Winter Park Resort marks the golden anniversary this week of its Mary Jane expansion, a move that gave it a second base area with a sassy side — its motto is No Pain, No Jane — catering to advanced and expert skiers.
Although the slopes of Mary Jane have yet to open for the season because of poor snow conditions throughout Colorado, the resort announced over the weekend that opening day will be Friday; an anniversary celebration is planned for Saturday, with a skier parade, birthday toast with cake, live music, photo booths, fireworks and anniversary swag.
And even after 50 years, Karol Ann Groswold, the daughter of former Winter Park chief executive Jerry Groswold, said the mountain still attracts serious skiers who like to work for their turns.
“I think the Mary Jane spirit is still alive,” she said. “It truly is a cult. People go to the Jane because they want some really good terrain, some steep and deep. There’s just a sense of appreciation and passion for the true art of skiing — hard-core, true passion for skiing.”

Mary Jane’s roots go back a lot further than five decades, though. In fact, they predate Winter Park itself — owned and operated as one of Denver’s mountain parks — which opened in 1940.
In 1933, a small group of skiers calling itself the Colorado Arlberg Club cleared the first trail on the mountain where the modern Mary Jane complex would open more than 40 years later. The Mary Jane Trail was about 1.5 miles long, with 1,500 feet of vertical drop. Since there were no lifts and no roads, members hiked up and skied down. Two runs in a day was the goal.
“Young blades, young bucks, devil-may-care,” recalled the late Dr. Karl Arndt, one of the club’s original nine members, in a 1989 interview in the Rocky Mountain News. “We skied and drank Casper Moon, which was a bootleg liquor from Casper, Wyoming. It must have been good, because it cost a dollar and a half a gallon. We had great fun.”
Arndt said he always seemed to be injured from “jammed-up knees,” but he wouldn’t be deterred. “I would take some codeine or a slug of whiskey and ride down in misery.”
Hardy souls were skiing nearby Berthoud Pass in those days, too. A rope tow was installed there in 1937. The Arlberg Club folks disapproved. “We weren’t impressed by rope tows coming into vogue,” said Arndt, the lone survivor of the original nine club members when he died in 2006 at 97. “We were kind of stuffy about it at first. We thought the younger people were being pampered. It wasn’t true mountaineering. We worked hard for our fun.”
Winter Park opened on Jan. 28, 1940. With a rope tow.
Mary Jane’s namesake was a well-known madam of the 1880s during the area’s mining days who came to own the Mary Jane Placer. It was located where the Mary Jane base is now.

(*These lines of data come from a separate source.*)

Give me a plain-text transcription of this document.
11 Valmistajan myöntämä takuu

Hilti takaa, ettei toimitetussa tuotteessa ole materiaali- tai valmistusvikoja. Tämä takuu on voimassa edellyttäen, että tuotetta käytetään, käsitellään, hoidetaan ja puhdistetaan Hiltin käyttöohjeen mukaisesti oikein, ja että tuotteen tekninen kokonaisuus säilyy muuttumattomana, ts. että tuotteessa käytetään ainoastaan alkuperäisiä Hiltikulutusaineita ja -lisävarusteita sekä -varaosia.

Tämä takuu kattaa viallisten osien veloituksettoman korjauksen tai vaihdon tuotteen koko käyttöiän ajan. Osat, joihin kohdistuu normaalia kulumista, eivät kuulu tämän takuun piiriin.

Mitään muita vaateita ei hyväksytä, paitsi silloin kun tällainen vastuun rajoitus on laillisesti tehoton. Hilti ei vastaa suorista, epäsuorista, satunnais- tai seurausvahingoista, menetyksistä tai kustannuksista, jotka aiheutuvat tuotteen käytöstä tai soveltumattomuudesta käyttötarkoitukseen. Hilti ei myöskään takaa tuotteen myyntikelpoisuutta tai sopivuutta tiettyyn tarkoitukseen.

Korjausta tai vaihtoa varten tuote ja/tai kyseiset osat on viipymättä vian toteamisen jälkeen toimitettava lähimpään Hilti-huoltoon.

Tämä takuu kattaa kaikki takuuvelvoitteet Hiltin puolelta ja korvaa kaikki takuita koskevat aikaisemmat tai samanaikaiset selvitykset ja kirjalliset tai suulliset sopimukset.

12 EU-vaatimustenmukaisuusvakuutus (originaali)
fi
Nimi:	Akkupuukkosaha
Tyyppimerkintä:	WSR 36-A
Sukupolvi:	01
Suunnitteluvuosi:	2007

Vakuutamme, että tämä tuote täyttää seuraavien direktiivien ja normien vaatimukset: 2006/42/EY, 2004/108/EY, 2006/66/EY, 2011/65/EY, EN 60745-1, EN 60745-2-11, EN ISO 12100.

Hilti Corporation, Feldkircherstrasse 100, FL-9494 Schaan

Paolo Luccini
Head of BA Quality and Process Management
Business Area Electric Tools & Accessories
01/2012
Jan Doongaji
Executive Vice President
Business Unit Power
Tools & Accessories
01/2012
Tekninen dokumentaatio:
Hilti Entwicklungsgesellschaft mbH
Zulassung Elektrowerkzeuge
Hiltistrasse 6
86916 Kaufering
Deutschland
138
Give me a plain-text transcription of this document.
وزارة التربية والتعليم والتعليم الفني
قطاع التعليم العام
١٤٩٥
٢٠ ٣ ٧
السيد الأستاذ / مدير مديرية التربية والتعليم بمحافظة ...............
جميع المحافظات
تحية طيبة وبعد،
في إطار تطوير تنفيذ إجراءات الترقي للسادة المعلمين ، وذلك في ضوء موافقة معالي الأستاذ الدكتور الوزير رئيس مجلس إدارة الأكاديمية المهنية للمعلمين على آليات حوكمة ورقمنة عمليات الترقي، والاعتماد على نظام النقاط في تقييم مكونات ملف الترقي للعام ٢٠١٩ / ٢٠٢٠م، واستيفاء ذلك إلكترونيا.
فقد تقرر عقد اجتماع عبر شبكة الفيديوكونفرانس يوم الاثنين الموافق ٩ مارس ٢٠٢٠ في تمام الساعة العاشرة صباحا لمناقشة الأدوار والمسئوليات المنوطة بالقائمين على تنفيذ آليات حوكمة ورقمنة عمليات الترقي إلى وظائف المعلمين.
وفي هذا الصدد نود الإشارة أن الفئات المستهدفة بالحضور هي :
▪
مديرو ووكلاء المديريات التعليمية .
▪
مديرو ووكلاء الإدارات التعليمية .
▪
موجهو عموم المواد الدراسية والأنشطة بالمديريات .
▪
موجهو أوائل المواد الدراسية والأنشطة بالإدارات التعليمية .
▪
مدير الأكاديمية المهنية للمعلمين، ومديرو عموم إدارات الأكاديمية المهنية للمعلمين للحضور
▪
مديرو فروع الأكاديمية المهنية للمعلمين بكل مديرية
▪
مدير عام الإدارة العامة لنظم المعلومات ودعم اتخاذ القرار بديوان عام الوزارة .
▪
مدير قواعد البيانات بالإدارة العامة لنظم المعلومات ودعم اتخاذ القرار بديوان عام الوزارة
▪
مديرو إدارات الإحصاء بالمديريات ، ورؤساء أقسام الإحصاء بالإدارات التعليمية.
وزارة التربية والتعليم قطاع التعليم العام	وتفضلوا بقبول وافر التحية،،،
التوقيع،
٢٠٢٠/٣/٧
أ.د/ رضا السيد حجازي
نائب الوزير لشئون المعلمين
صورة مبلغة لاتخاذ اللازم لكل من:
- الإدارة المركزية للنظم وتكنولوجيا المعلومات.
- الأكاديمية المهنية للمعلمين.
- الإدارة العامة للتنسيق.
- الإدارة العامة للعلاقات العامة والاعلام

The 1976 Mary Jane expansion, which increased Winter Park’s skiable terrain by 80%, was overseen by Jerry Groswold, son of Thor Groswold, a Norwegian immigrant who founded Denver’s Groswold Ski Company in 1932. Jerry Groswold was Winter Park’s chairman from 1969 until 1975, when he became its president and chief executive.

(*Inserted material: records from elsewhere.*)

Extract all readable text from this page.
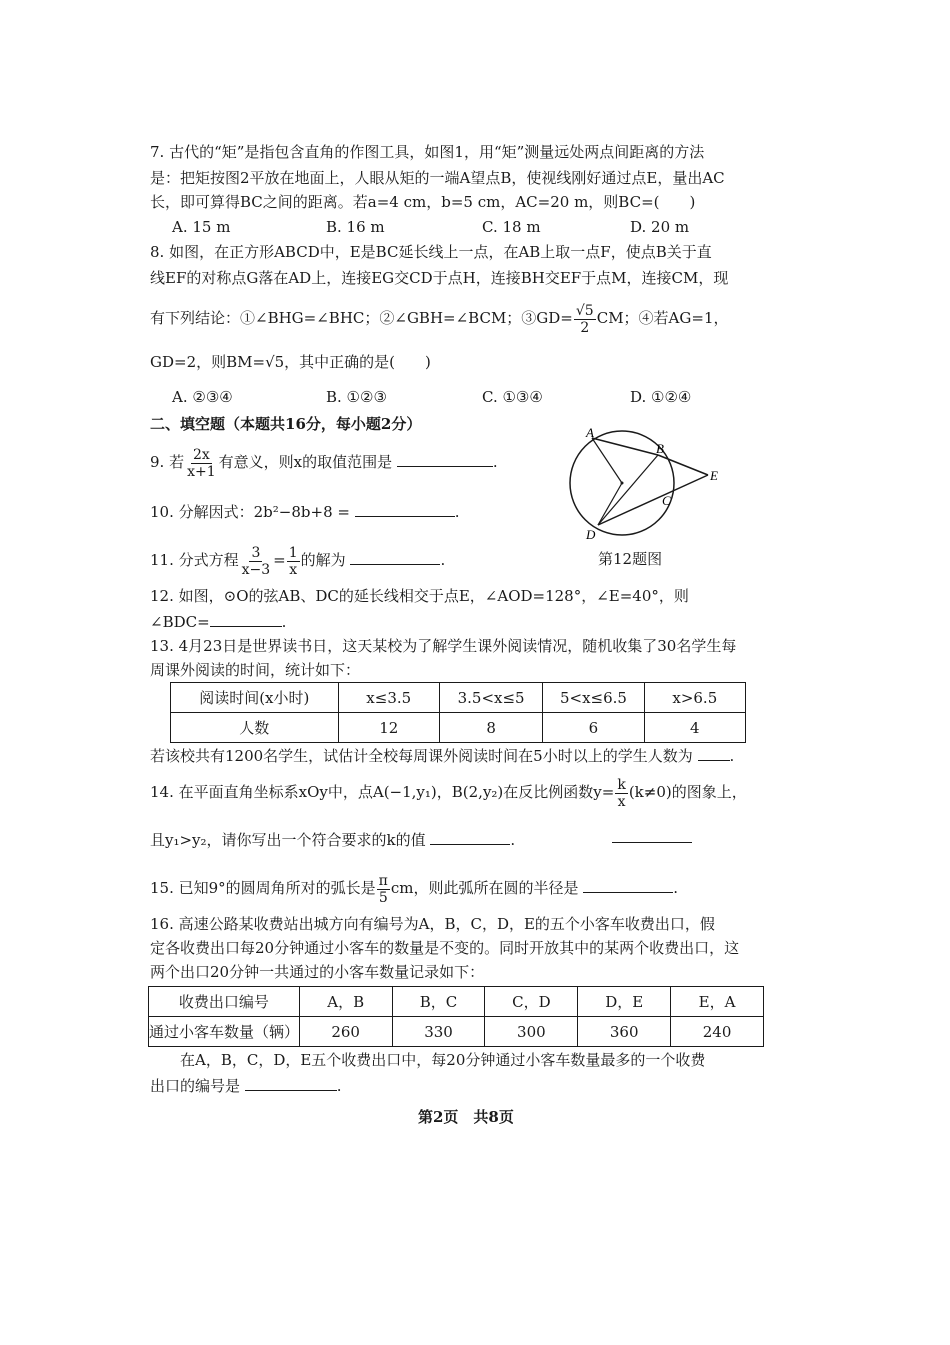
7. 古代的“矩”是指包含直角的作图工具，如图1，用“矩”测量远处两点间距离的方法
是：把矩按图2平放在地面上，人眼从矩的一端A望点B，使视线刚好通过点E，量出AC
长，即可算得BC之间的距离。若a=4 cm，b=5 cm，AC=20 m，则BC=(　　)
A. 15 m	B. 16 m	C. 18 m	D. 20 m
8. 如图，在正方形ABCD中，E是BC延长线上一点，在AB上取一点F，使点B关于直
线EF的对称点G落在AD上，连接EG交CD于点H，连接BH交EF于点M，连接CM，现
有下列结论：①∠BHG=∠BHC；②∠GBH=∠BCM；③GD= $\frac{√5}{2}$ CM；④若AG=1，
GD=2，则BM=√5，其中正确的是(　　)
A. ②③④	B. ①②③	C. ①③④	D. ①②④
二、填空题（本题共16分，每小题2分）
9. 若 $\frac{2x}{x+1}$ 有意义，则x的取值范围是	.
10. 分解因式：2b²−8b+8 =	.
11. 分式方程 $\frac{3}{x-3} = \frac{1}{x}$ 的解为	.
A
B
E
C
D
第12题图
12. 如图，⊙O的弦AB、DC的延长线相交于点E，∠AOD=128°，∠E=40°，则
∠BDC=	.
13. 4月23日是世界读书日，这天某校为了解学生课外阅读情况，随机收集了30名学生每
周课外阅读的时间，统计如下：
阅读时间(x小时)	x≤3.5	3.5<x≤5	5<x≤6.5	x>6.5
人数	12	8	6	4
若该校共有1200名学生，试估计全校每周课外阅读时间在5小时以上的学生人数为 .
14. 在平面直角坐标系xOy中，点A(−1,y₁)，B(2,y₂)在反比例函数$y= \frac{k}{x} (k\ne 0)$的图象上，
且y₁>y₂，请你写出一个符合要求的k的值	.
15. 已知9°的圆周角所对的弧长是 $\frac{\pi}{5}$ cm，则此弧所在圆的半径是	.
16. 高速公路某收费站出城方向有编号为A，B，C，D，E的五个小客车收费出口，假
定各收费出口每20分钟通过小客车的数量是不变的。同时开放其中的某两个收费出口，这
两个出口20分钟一共通过的小客车数量记录如下：
收费出口编号	A，B	B，C	C，D	D，E	E，A
通过小客车数量（辆）	260	330	300	360	240
在A，B，C，D，E五个收费出口中，每20分钟通过小客车数量最多的一个收费
出口的编号是	.
第2页　共8页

The Mary Jane expansion was “his baby,” as daughter Karol puts it.
“It was a huge undertaking,” Karol said. “I remember very vividly when he took over. He was just living, breathing the entire thing. I’ve never seen a man work so hard and be so passionate about it.”

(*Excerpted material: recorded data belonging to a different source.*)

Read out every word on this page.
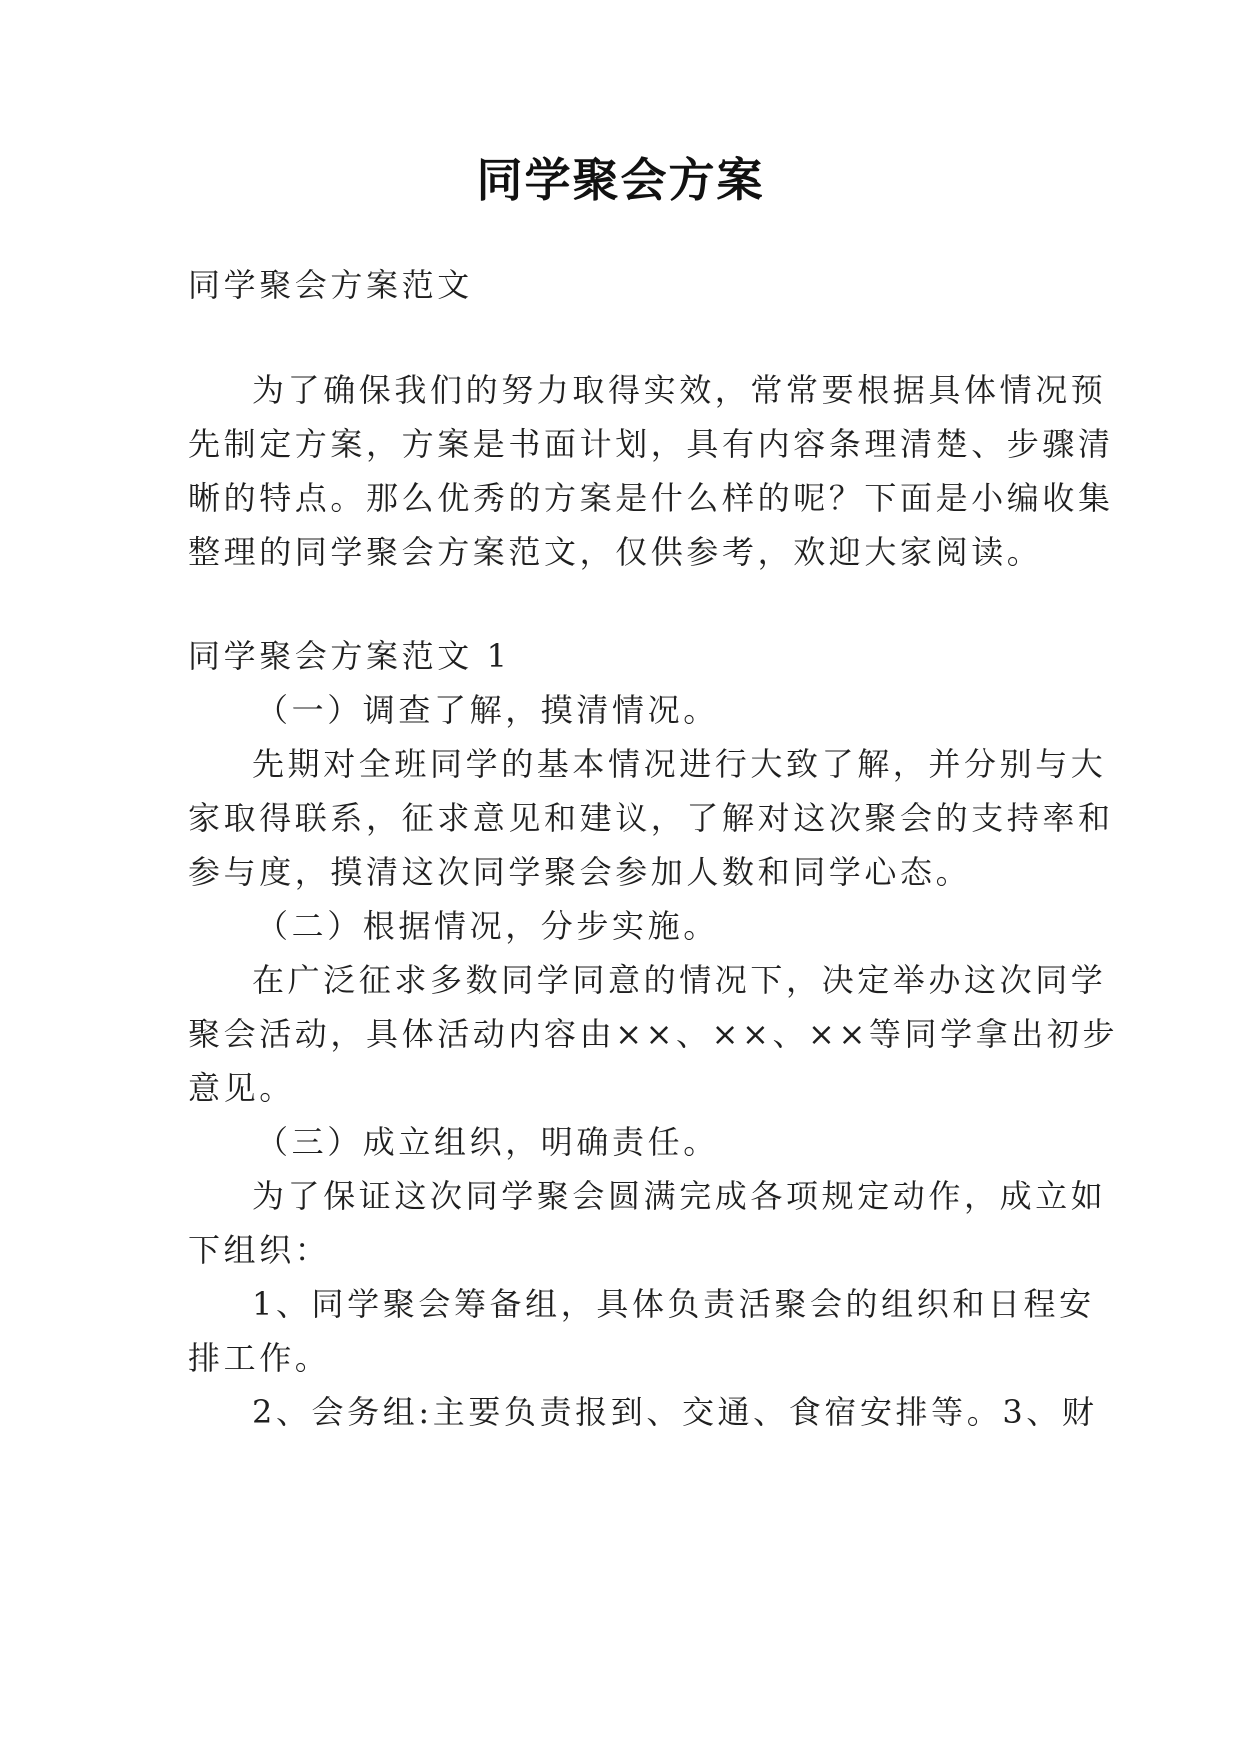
同学聚会方案
同学聚会方案范文
为了确保我们的努力取得实效，常常要根据具体情况预
先制定方案，方案是书面计划，具有内容条理清楚、步骤清
晰的特点。那么优秀的方案是什么样的呢？下面是小编收集
整理的同学聚会方案范文，仅供参考，欢迎大家阅读。
同学聚会方案范文 1
（一）调查了解，摸清情况。
先期对全班同学的基本情况进行大致了解，并分别与大
家取得联系，征求意见和建议，了解对这次聚会的支持率和
参与度，摸清这次同学聚会参加人数和同学心态。
（二）根据情况，分步实施。
在广泛征求多数同学同意的情况下，决定举办这次同学
聚会活动，具体活动内容由××、××、××等同学拿出初步
意见。
（三）成立组织，明确责任。
为了保证这次同学聚会圆满完成各项规定动作，成立如
下组织：
1、同学聚会筹备组，具体负责活聚会的组织和日程安
排工作。
2、会务组:主要负责报到、交通、食宿安排等。3、财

He was a larger-than-life figure, a legend in Colorado skiing, the man in charge at Winter Park for 22 years. Karol has fond memories from when she was a little girl, skiing the Mary Jane trail with her dad, well before it became part of Winter Park.

“It felt really steep,” she said. “There was always powder — glorious, fabulous powder. A snowcat would come and pick us up.”
She was 16 when the Mary Jane expansion debuted on Jan. 10, 1976, giving the resort a steep side in contrast to the tamer slopes of the Winter Park side. When Groswold took over in 1975 and moved up to Winter Park, Karol continued to live in Cherry Hills with her mother until she finished high school.
“I remember driving up with my friends, and they were all guys,” said Karol. “I never skied with girls because they didn’t do the bumps. We would just go up there and tear it up non-stop. It was such a magical time. People skied, they loved the sport, new technology was coming along — it was so exciting.”